Neben utopischen bzw. häßlichen Zukunftsvisionen gibt es ja noch ganz andere, einfache, pragmatische: den Weg der Isländer.
Der ist viel pfiffiger … nur halt schwerer durchzusetzen. Ist viel mehr Arbeit als einfach in die Barbarei zu versinken – denn für Letzteres muß man einfach nur auf dem Sofa sitzenbleiben. Das kommt dann ganz von alleine.
Die Isländer jedoch … proben den Aufstand – ganz zivilisiert.
http://www.spiegel.de/wirtschaft/0,1518,682001,00.html
Islands Bürger rebellieren gegen die Banker-Elite
Alle Welt spricht von Griechenland, das erste Opfer der Finanzkrise aber war ein anderer Staat: Island. Das Land hat Milliardenschulden, pro Kopf sind es 11.000 Euro. Jetzt stimmen die Bürger ab: Sollen die Gläubiger im Ausland entschädigt werden? Ein Ja käme teuer, ein Nein isoliert das Land.

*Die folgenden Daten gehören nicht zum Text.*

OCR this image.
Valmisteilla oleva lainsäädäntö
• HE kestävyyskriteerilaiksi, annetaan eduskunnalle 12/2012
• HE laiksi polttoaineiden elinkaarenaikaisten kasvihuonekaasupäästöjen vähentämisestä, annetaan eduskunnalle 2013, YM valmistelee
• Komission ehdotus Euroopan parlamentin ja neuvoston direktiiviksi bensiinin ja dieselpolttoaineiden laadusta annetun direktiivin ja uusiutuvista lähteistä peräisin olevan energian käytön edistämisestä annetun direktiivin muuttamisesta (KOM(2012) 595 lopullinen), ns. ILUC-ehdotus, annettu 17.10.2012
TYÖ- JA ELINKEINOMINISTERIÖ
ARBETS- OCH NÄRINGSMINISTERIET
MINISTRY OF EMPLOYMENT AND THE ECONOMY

11000 Euro pro Kopf? Ist ja geradezu lächerlich. Da halten wir Deutschen aber locker mit: 20000 Euro und mehr, das ist unsere Marke.

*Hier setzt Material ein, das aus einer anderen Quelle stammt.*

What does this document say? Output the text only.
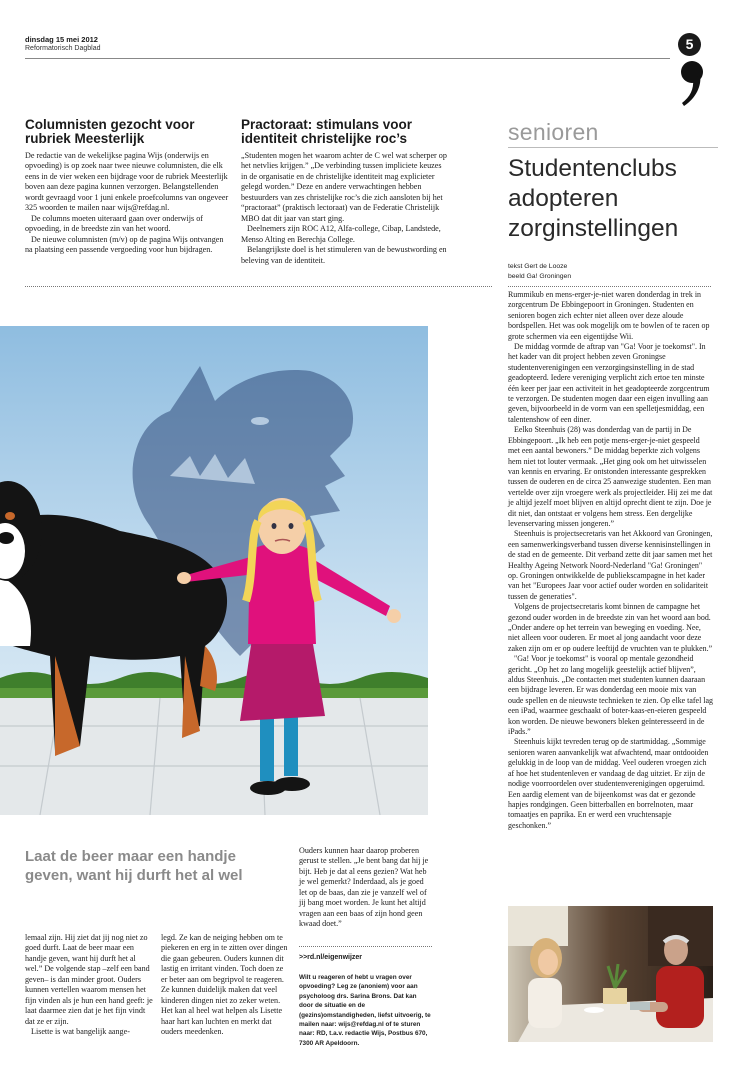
dinsdag 15 mei 2012
Reformatorisch Dagblad	5
Columnisten gezocht voor rubriek Meesterlijk

De redactie van de wekelijkse pagina Wijs (onderwijs en opvoeding) is op zoek naar twee nieuwe columnisten, die elk eens in de vier weken een bijdrage voor de rubriek Meesterlijk boven aan deze pagina kunnen verzorgen. Belangstellenden wordt gevraagd voor 1 juni enkele proefcolumns van ongeveer 325 woorden te mailen naar wijs@refdag.nl.

De columns moeten uiteraard gaan over onderwijs of opvoeding, in de breedste zin van het woord.

De nieuwe columnisten (m/v) op de pagina Wijs ontvangen na plaatsing een passende vergoeding voor hun bijdragen.

Practoraat: stimulans voor identiteit christelijke roc’s

„Studenten mogen het waarom achter de C wel wat scherper op het netvlies krijgen.” „De verbinding tussen impliciete keuzes in de organisatie en de christelijke identiteit mag explicieter gelegd worden.” Deze en andere verwachtingen hebben bestuurders van zes christelijke roc’s die zich aansloten bij het “practoraat” (praktisch lectoraat) van de Federatie Christelijk MBO dat dit jaar van start ging.

Deelnemers zijn ROC A12, Alfa-college, Cibap, Landstede, Menso Alting en Berechja College.

Belangrijkste doel is het stimuleren van de bewustwording en beleving van de identiteit.

senioren
Studentenclubs adopteren zorginstellingen
tekst Gert de Looze
beeld Ga! Groningen

Rummikub en mens-erger-je-niet waren donderdag in trek in zorgcentrum De Ebbingepoort in Groningen. Studenten en senioren bogen zich echter niet alleen over deze aloude bordspellen. Het was ook mogelijk om te bowlen of te racen op grote schermen via een eigentijdse Wii.

De middag vormde de aftrap van "Ga! Voor je toekomst". In het kader van dit project hebben zeven Groningse studentenverenigingen een verzorgingsinstelling in de stad geadopteerd. Iedere vereniging verplicht zich ertoe ten minste één keer per jaar een activiteit in het geadopteerde zorgcentrum te verzorgen. De studenten mogen daar een eigen invulling aan geven, bijvoorbeeld in de vorm van een spelletjesmiddag, een talentenshow of een diner.

Eelko Steenhuis (28) was donderdag van de partij in De Ebbingepoort. „Ik heb een potje mens-erger-je-niet gespeeld met een aantal bewoners.” De middag beperkte zich volgens hem niet tot louter vermaak. „Het ging ook om het uitwisselen van kennis en ervaring. Er ontstonden interessante gesprekken tussen de ouderen en de circa 25 aanwezige studenten. Een man vertelde over zijn vroegere werk als projectleider. Hij zei me dat je altijd jezelf moet blijven en altijd oprecht dient te zijn. Doe je dit niet, dan ontstaat er volgens hem stress. Een dergelijke levenservaring missen jongeren.”

Steenhuis is projectsecretaris van het Akkoord van Groningen, een samenwerkingsverband tussen diverse kennisinstellingen in de stad en de gemeente. Dit verband zette dit jaar samen met het Healthy Ageing Network Noord-Nederland "Ga! Groningen" op. Groningen ontwikkelde de publiekscampagne in het kader van het "Europees Jaar voor actief ouder worden en solidariteit tussen de generaties".

Volgens de projectsecretaris komt binnen de campagne het gezond ouder worden in de breedste zin van het woord aan bod. „Onder andere op het terrein van beweging en voeding. Nee, niet alleen voor ouderen. Er moet al jong aandacht voor deze zaken zijn om er op oudere leeftijd de vruchten van te plukken.”

"Ga! Voor je toekomst" is vooral op mentale gezondheid gericht. „Op het zo lang mogelijk geestelijk actief blijven”, aldus Steenhuis. „De contacten met studenten kunnen daaraan een bijdrage leveren. Er was donderdag een mooie mix van oude spellen en de nieuwste technieken te zien. Op elke tafel lag een iPad, waarmee geschaakt of boter-kaas-en-eieren gespeeld kon worden. De nieuwe bewoners bleken geïnteresseerd in de iPads.”

Steenhuis kijkt tevreden terug op de startmiddag. „Sommige senioren waren aanvankelijk wat afwachtend, maar ontdooiden gelukkig in de loop van de middag. Veel ouderen vroegen zich af hoe het studentenleven er vandaag de dag uitziet. Er zijn de nodige voorroordelen over studentenverenigingen opgeruimd. Een aardig element van de bijeenkomst was dat er gezonde hapjes rondgingen. Geen bitterballen en borrelnoten, maar tomaatjes en paprika. En er werd een vruchtensapje geschonken.”

Laat de beer maar een handje geven, want hij durft het al wel

lemaal zijn. Hij ziet dat jij nog niet zo goed durft. Laat de beer maar een handje geven, want hij durft het al wel.” De volgende stap –zelf een band geven– is dan minder groot. Ouders kunnen vertellen waarom mensen het fijn vinden als je hun een hand geeft: je laat daarmee zien dat je het fijn vindt dat ze er zijn.

Lisette is wat bangelijk aange-

legd. Ze kan de neiging hebben om te piekeren en erg in te zitten over dingen die gaan gebeuren. Ouders kunnen dit lastig en irritant vinden. Toch doen ze er beter aan om begripvol te reageren. Ze kunnen duidelijk maken dat veel kinderen dingen niet zo zeker weten. Het kan al heel wat helpen als Lisette haar hart kan luchten en merkt dat ouders meedenken.

Ouders kunnen haar daarop proberen gerust te stellen. „Je bent bang dat hij je bijt. Heb je dat al eens gezien? Wat heb je wel gemerkt? Inderdaad, als je goed let op de baas, dan zie je vanzelf wel of jij bang moet worden. Je kunt het altijd vragen aan een baas of zijn hond geen kwaad doet.”

>>rd.nl/eigenwijzer
Wilt u reageren of hebt u vragen over opvoeding? Leg ze (anoniem) voor aan psycholoog drs. Sarina Brons. Dat kan door de situatie en de (gezins)omstandigheden, liefst uitvoerig, te mailen naar: wijs@refdag.nl of te sturen naar: RD, t.a.v. redactie Wijs, Postbus 670, 7300 AR Apeldoorn.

Wir verstehen wahrscheinlich gar nicht, warum die sich so aufregen, diese Isländer. Immerhin haben wir viel mehr Schulden als die – und wir machen doch auch nicht so einen Aufstand.
Na ja … die sind halt Wikinger. Abenteuerlustig, pragmatisch, wagemutig, geschäftstüchtig. Ich weiß nicht, welche Qualitäten der Deutsche an sich so hat, aber die von Wikingern kenne ich.
Die haben zum Beispiel auch Humor:
Lange arrangierten sich die Isländer mit der tiefen Krise des Landes. Man schnallte den Gürtel etwas enger und machte irgendwie weiter. Der sogenannte „Kreppahúmor“, Witze über die Finanzkrise, sollen das Land gar zu einer humoristischen Blüte geführt haben, heißt es. In einer Reykjaviker Bar kleben die Portraits berüchtigter Finanzhaie in den Pissoires der Toiletten.
Den Ackermann auf dem Bahnhofsklo von Bielefeld … das ginge ja aber mal gar nicht. Aber den Isländern ist jetzt auch jede Lust vergangen, da weiter mitzuspielen:
Doch in letzter Zeit scheint selbst den hart gesottenen Isländern der Sinn für Witze abhanden zu kommen. Der Schuldenberg ist gigantisch, und die neue Regierung unter Sozialdemokratin Jóhanna Sigurdadottir brachte das Icesave-Gesetz durchs Parlament, statt es zu verhindern. Dabei hatte die Koalition aus Sozialdemokraten und Linksgrünen die Macht vor einem Jahr gerade deshalb übernommen, um mit den alten Verhältnissen aufzuräumen. Bisher regierten die Nationalkonservativen – eine Partei, die viele Isländern als Sinnbild für Vetternwirtschaft, Gier und damit als Nährboden der isländischen Misere betrachten.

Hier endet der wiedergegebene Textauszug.